La mise en évidence de la réalité des comportements d’emprunt des clients d’une IMF en situation quasi-monopolistique dans le contexte rural du Mexique a abouti à des résultats en contradiction avec les prédictions de la théorie économique ou des discours qui prévalent dans le domaine de la microfinance. Ces comportements ne confirment pas l’idéal de l’emprunteur en recherche perpétuelle de fonds à investir dans des projets productifs. Cette distance entre le comportement projeté par l’IMF au travers de l’augmentation progressive des montants prêtés, mécanisme censé réduire l’aléa moral et donc le risque de défaut de remboursement, génère au cours des différents cycles de crédit une certaine forme d’inadéquation de l’offre de l’IMF aux besoins réels de ses clients. L’inadéquation constitue selon nous une sorte de brèche qui dans le cadre de la situation monopolistique associée à une demande hétérogène est à l’origine de nouvelles sources d’aléa moral. Le cadre analytique proposé par Hirschman [1970] nous permet de montrer qu’en situation monopolistique la défection est trop coûteuse, la rareté de la liquidité conduit par ailleurs les emprunteurs à adapter collectivement -au travers d’arrangements tacites- ou individuellement l’offre de l’IMF à leurs besoins financiers réels. Cela se traduit par des comportements risqués pour le prêteur dont l’évaluation du risque de défaut de remboursement pour chaque emprunteur s’avère à posteriori inférieure à la réalité.
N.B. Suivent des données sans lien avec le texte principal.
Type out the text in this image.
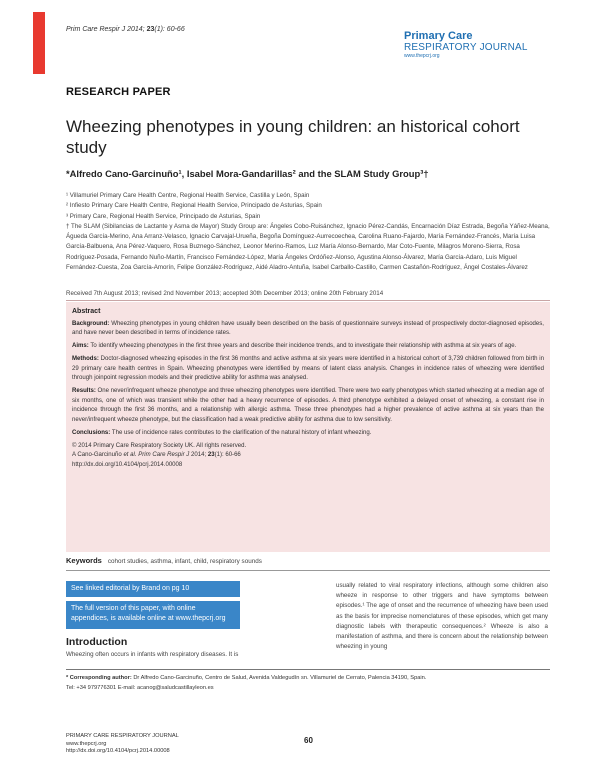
Prim Care Respir J 2014; 23(1): 60-66
Primary Care
RESPIRATORY JOURNAL
www.thepcrj.org
RESEARCH PAPER
Wheezing phenotypes in young children: an historical cohort study
*Alfredo Cano-Garcinuño¹, Isabel Mora-Gandarillas² and the SLAM Study Group³†

¹ Villamuriel Primary Care Health Centre, Regional Health Service, Castilla y León, Spain

² Infiesto Primary Care Health Centre, Regional Health Service, Principado de Asturias, Spain

³ Primary Care, Regional Health Service, Principado de Asturias, Spain

† The SLAM (Sibilancias de Lactante y Asma de Mayor) Study Group are: Ángeles Cobo-Ruisánchez, Ignacio Pérez-Candás, Encarnación Díaz Estrada, Begoña Yáñez-Meana, Águeda García-Merino, Ana Arranz-Velasco, Ignacio Carvajal-Urueña, Begoña Domínguez-Aurrecoechea, Carolina Ruano-Fajardo, María Fernández-Francés, María Luisa García-Balbuena, Ana Pérez-Vaquero, Rosa Buznego-Sánchez, Leonor Merino-Ramos, Luz María Alonso-Bernardo, Mar Coto-Fuente, Milagros Moreno-Sierra, Rosa Rodríguez-Posada, Fernando Nuño-Martín, Francisco Fernández-López, María Ángeles Ordóñez-Alonso, Agustina Alonso-Álvarez, María García-Adaro, Luis Miguel Fernández-Cuesta, Zoa García-Amorín, Felipe González-Rodríguez, Aidé Aladro-Antuña, Isabel Carballo-Castillo, Carmen Castañón-Rodríguez, Ángel Costales-Álvarez

Received 7th August 2013; revised 2nd November 2013; accepted 30th December 2013; online 20th February 2014
Abstract

Background: Wheezing phenotypes in young children have usually been described on the basis of questionnaire surveys instead of prospectively doctor-diagnosed episodes, and have never been described in terms of incidence rates.

Aims: To identify wheezing phenotypes in the first three years and describe their incidence trends, and to investigate their relationship with asthma at six years of age.

Methods: Doctor-diagnosed wheezing episodes in the first 36 months and active asthma at six years were identified in a historical cohort of 3,739 children followed from birth in 29 primary care health centres in Spain. Wheezing phenotypes were identified by means of latent class analysis. Changes in incidence rates of wheezing were identified through joinpoint regression models and their predictive ability for asthma was analysed.

Results: One never/infrequent wheeze phenotype and three wheezing phenotypes were identified. There were two early phenotypes which started wheezing at a median age of six months, one of which was transient while the other had a heavy recurrence of episodes. A third phenotype exhibited a delayed onset of wheezing, a constant rise in incidence through the first 36 months, and a relationship with allergic asthma. These three phenotypes had a higher prevalence of active asthma at six years than the never/infrequent wheeze phenotype, but the classification had a weak predictive ability for asthma due to low sensitivity.

Conclusions: The use of incidence rates contributes to the clarification of the natural history of infant wheezing.

© 2014 Primary Care Respiratory Society UK. All rights reserved.

A Cano-Garcinuño et al. Prim Care Respir J 2014; 23(1): 60-66

http://dx.doi.org/10.4104/pcrj.2014.00008

Keywords cohort studies, asthma, infant, child, respiratory sounds
See linked editorial by Brand on pg 10
The full version of this paper, with online appendices, is available online at www.thepcrj.org
Introduction

Wheezing often occurs in infants with respiratory diseases. It is

usually related to viral respiratory infections, although some children also wheeze in response to other triggers and have symptoms between episodes.¹ The age of onset and the recurrence of wheezing have been used as the basis for imprecise nomenclatures of these episodes, which get many diagnostic labels with therapeutic consequences.² Wheeze is also a manifestation of asthma, and there is concern about the relationship between wheezing in young

* Corresponding author: Dr Alfredo Cano-Garcinuño, Centro de Salud, Avenida Valdegudín sn. Villamuriel de Cerrato, Palencia 34190, Spain.
Tel: +34 979776301 E-mail: acanog@saludcastillayleon.es
PRIMARY CARE RESPIRATORY JOURNAL
www.thepcrj.org
http://dx.doi.org/10.4104/pcrj.2014.00008
60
Ces résultats présentent des implications à plusieurs niveaux d’analyse. Le premier niveau concerne la portée académique dite « empirique ». Ils mettent l’accent sur le décalage existant entre les présupposés de l’analyse économique et les comportements réellement observés. En termes « Hirschmaniens », grâce à l’approche « micro-échelle », ils autorisent à dépasser le modèle explicatif et prédictif général pour s’intéresser à la réalité des comportements individuels [Frobert et Ferraton, 2003 ; Guérin, 2000].

Le deuxième niveau d’implications renvoie, selon nous, à l’élargissement du cadre analytique proposé par Hirschman [1970]. Les comportements observés des emprunteurs de l’IMF mettent en évidence qu’en situation de rareté du bien offert, l’intérêt des clients n’est pas forcément de rendre l’offre adéquate à leurs besoins, l'ajustement va préférablement découler de leurs stratégies visant à satisfaire au mieux l’hétérogénéité avérée des besoins financiers. La revendication du retour à l’équilibre par la voie de la défection ou la prise de parole ne semble pas être la voie privilégiée par les clients de l’IMF.

Enfin, le dernier niveau d’implication concerne le plan opérationnel c’est-à-dire la méthodologie d’intervention de l’IMF. Les stratégies des clients pour ajuster l’offre à leurs besoins, décrites dans ce chapitre, constituent une source nouvelle d’aléa moral pour l’IMF et ceci devrait l’inciter à s’interroger sur sa méthodologie d’intervention. Pour réduire le risque associé aux stratégies adoptées par les emprunteurs, il nous semble indispensable de chercher à rendre l’offre (montants prêtés) moins standardisée, moins homogène et de fournir un effort supplémentaire en matière de formation des clients. La formation doit selon nous permettre à l’IMF de s’assurer que ses clients sont bien conscients des réelles répercussions c’est-à-dire de l’absence de sanction (sous forme d’exclusion) lorsqu’ils ne sollicitent pas de prêt durant un ou plusieurs cycles de crédit. Il est évident que pour cela, l’IMF doit par ailleurs résoudre les questions relatives à la garantie solidaire ou cautionnement mutuel dans le cas où certains membres du groupe ne souhaiteraient pas solliciter de prêts.